Holding pens are going in this week at the mouth Van Etten Creek in the lower Au Sable River for stocked steelhead near the town of Oscoda. Lake Huron Sport Fishing Association needs more people to help fish sit! The steelhead will be held in these pens from April 17th thru 30th and they need to watched 24 hours a day. What is needed is people to volunteer for a 4 hour shift. midnight to 4am, 4am-8am, 8am-12 noon, 12 noon to 4pm, 4pm-8pm and 8pm-midnight. If anyone can help contact Doreen Campbell at 248-624-3328 or 248-310-3429
or email at [email protected]


----------



## Paperboy 1 (Aug 7, 2008)

Why do they need a 24 hour watch?


Up here in Harrisville we put a HUGE net over top of the fry so the birds couldn't get at them. Also...we didn't tell everyone and their brother where they were. We checked them periodically over their growth time and feedings and they did wonderful.


Just wondering.


----------



## Shoeman (Aug 26, 2000)

To make sure the pumps keep running and feed the critters


----------



## MichiganStreamside (Jan 19, 2014)

Paperboy 1 said:


> Why do they need a 24 hour watch?
> 
> 
> Up here in Harrisville we put a HUGE net over top of the fry so the birds couldn't get at them. Also...we didn't tell everyone and their brother where they were. We checked them periodically over their growth time and feedings and they did wonderful.
> ...


Not sure what has to be done while watching them. Will find out tomorrow as i'm fish sitting from noon to 4. Will let you know.


----------



## Ralph Smith (Apr 1, 2003)

How close are they to fishing areas. Could you keep an eye on them while fishing on opening weekend? Just a thought since it may be hard next weekend to recruit enough folks.


----------



## MichiganStreamside (Jan 19, 2014)

Ralph Smith said:


> How close are they to fishing areas. Could you keep an eye on them while fishing on opening weekend? Just a thought since it may be hard next weekend to recruit enough folks.
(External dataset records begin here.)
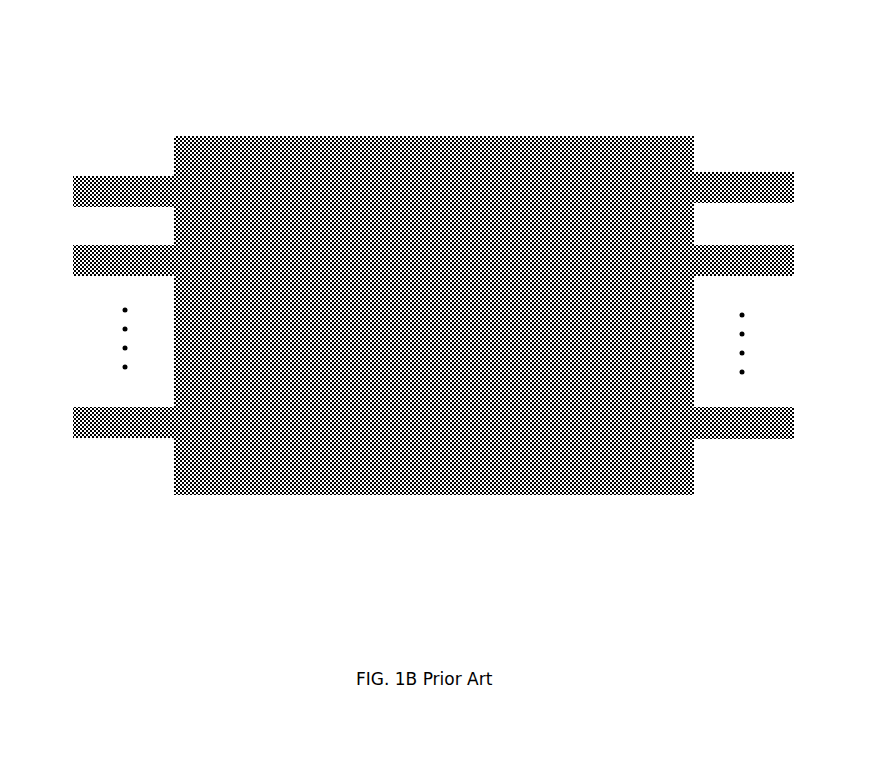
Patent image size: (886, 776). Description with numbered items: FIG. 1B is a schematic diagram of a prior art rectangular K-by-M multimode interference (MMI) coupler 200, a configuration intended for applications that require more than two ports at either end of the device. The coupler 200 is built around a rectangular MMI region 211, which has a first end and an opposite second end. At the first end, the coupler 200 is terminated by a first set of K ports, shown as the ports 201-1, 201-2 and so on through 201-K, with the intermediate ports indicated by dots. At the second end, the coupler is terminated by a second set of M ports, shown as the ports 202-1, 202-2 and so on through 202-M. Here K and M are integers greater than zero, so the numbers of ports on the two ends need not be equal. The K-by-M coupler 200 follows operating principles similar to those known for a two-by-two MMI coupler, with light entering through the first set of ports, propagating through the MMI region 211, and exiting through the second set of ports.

The rectangular K×M MMI coupler 200 is at (273, 100).
The rectangular MMI region 211 is at (522, 170).
The first port of the first set of K ports 201-1 is at (92, 191).
The second port of the first set of K ports 201-2 is at (92, 260).
The K-th port of the first set of K ports 201-K is at (92, 422).
The first port of the second set of M ports 202-1 is at (776, 187).
The second port of the second set of M ports 202-2 is at (776, 260).
The M-th port of the second set of M ports 202-M is at (778, 423).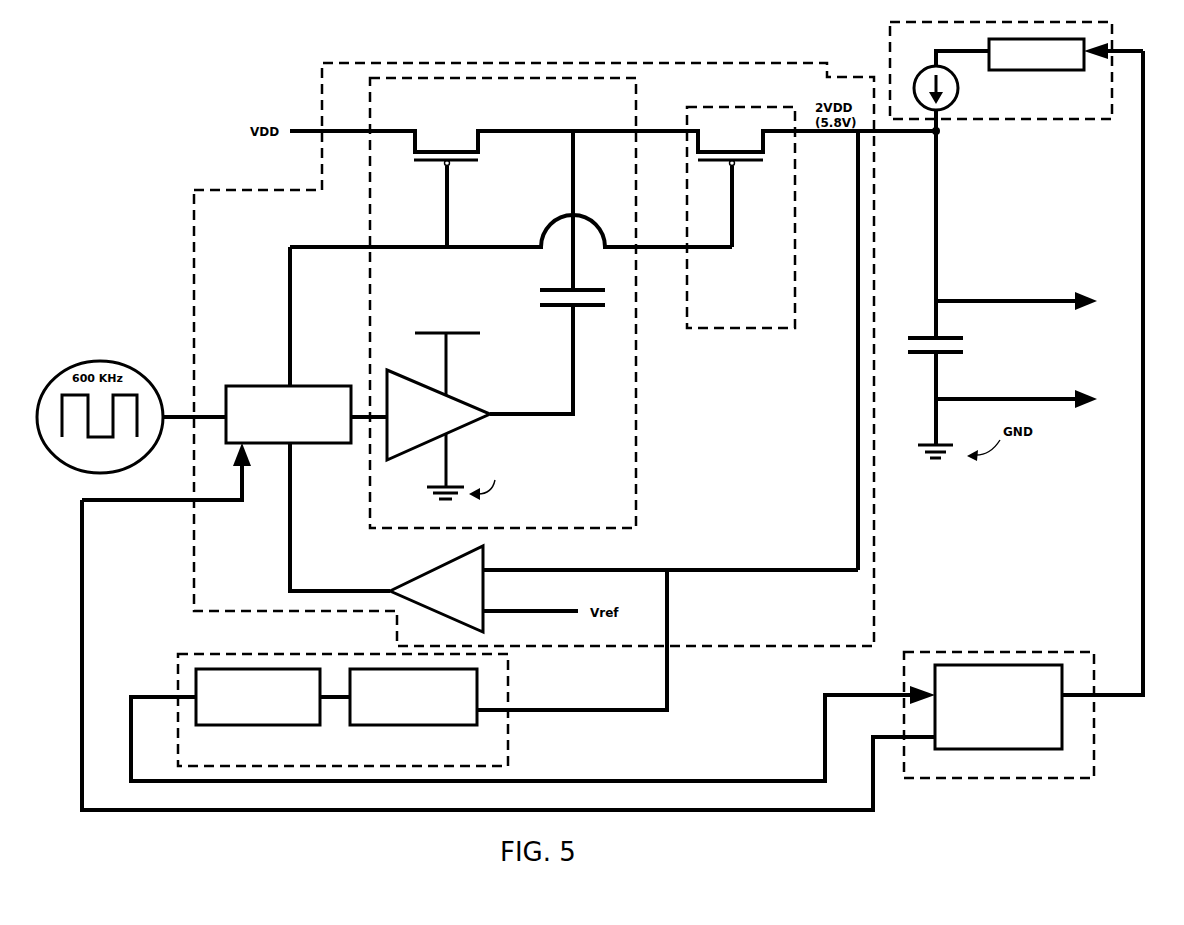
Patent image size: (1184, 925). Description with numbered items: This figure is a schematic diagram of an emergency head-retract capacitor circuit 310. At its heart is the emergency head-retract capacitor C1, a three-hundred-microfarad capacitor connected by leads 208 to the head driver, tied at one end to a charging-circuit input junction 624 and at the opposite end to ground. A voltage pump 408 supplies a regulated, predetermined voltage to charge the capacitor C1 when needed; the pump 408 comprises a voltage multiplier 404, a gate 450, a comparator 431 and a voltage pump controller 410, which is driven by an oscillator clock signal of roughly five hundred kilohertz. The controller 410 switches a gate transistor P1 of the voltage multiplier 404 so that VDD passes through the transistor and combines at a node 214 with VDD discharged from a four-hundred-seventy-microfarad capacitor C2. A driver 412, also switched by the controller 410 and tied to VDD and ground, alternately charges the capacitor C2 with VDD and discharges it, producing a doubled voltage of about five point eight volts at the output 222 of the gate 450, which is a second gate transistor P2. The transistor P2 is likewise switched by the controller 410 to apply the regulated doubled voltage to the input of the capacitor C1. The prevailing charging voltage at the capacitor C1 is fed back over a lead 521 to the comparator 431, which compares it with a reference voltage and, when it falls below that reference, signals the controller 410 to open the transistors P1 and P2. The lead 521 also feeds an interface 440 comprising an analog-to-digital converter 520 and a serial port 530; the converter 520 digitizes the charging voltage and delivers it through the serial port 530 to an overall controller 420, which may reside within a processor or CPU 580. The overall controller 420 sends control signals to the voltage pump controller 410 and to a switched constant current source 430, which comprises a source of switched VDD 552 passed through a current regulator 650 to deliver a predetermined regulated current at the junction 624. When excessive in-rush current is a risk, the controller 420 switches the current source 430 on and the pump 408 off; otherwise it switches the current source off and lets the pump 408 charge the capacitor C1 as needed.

The voltage pump system 310 is at (252, 102).
The voltage pump 408 is at (801, 611).
The voltage multiplier 404 is at (594, 495).
The gate 450 is at (771, 307).
The switched constant current source 430 is at (1086, 115).
The interface 440 is at (441, 760).
The CPU 580 is at (1044, 773).
The voltage pump controller 410 is at (302, 433).
The driver 412 is at (463, 397).
The comparator 431 is at (464, 607).
The gate transistor P1 is at (458, 164).
The second gate transistor P2 is at (745, 164).
The node 214 is at (573, 131).
The capacitor C2 is at (589, 290).
The 2VDD output node 222 is at (855, 133).
The lead 521 is at (855, 468).
The node 624 is at (940, 133).
The current source 650 is at (958, 88).
The source of switched VDD 552 is at (1063, 70).
The emergency head-retract capacitor C1 is at (953, 355).
The leads 208 is at (1012, 303).
The serial port 530 is at (271, 713).
The analog-to-digital converter 520 is at (426, 713).
The overall controller 420 is at (1011, 731).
That was my idea - fish while i watch! I had signed up for tomorrow but just got an email and fish did not arrive from hatchery yet. Now there not coming till April 23rd but they still need people.


----------



## Ralph Smith (Apr 1, 2003)

I know VanEtten used to be closed during extended season, but been awhile since I've been up there, and haven't read up on the rules. Just figured it wasn't fishable until next weekend. Thanks for posting though


----------



## ~Last Chance~ (Apr 7, 2011)

I watched them a couple time last year its very simple feed twice during the 4 hour and record the water temp int the pens and thats about it. And yes you can fish as it is located rite at the mouth of the van etten.


----------



## Ralph Smith (Apr 1, 2003)

~Last Chance~ said:


> I watched them a couple time last year its very simple feed twice during the 4 hour and record the water temp int the pens and thats about it. And yes you can fish as it is located rite at the mouth of the van etten.


Nice thanks!


----------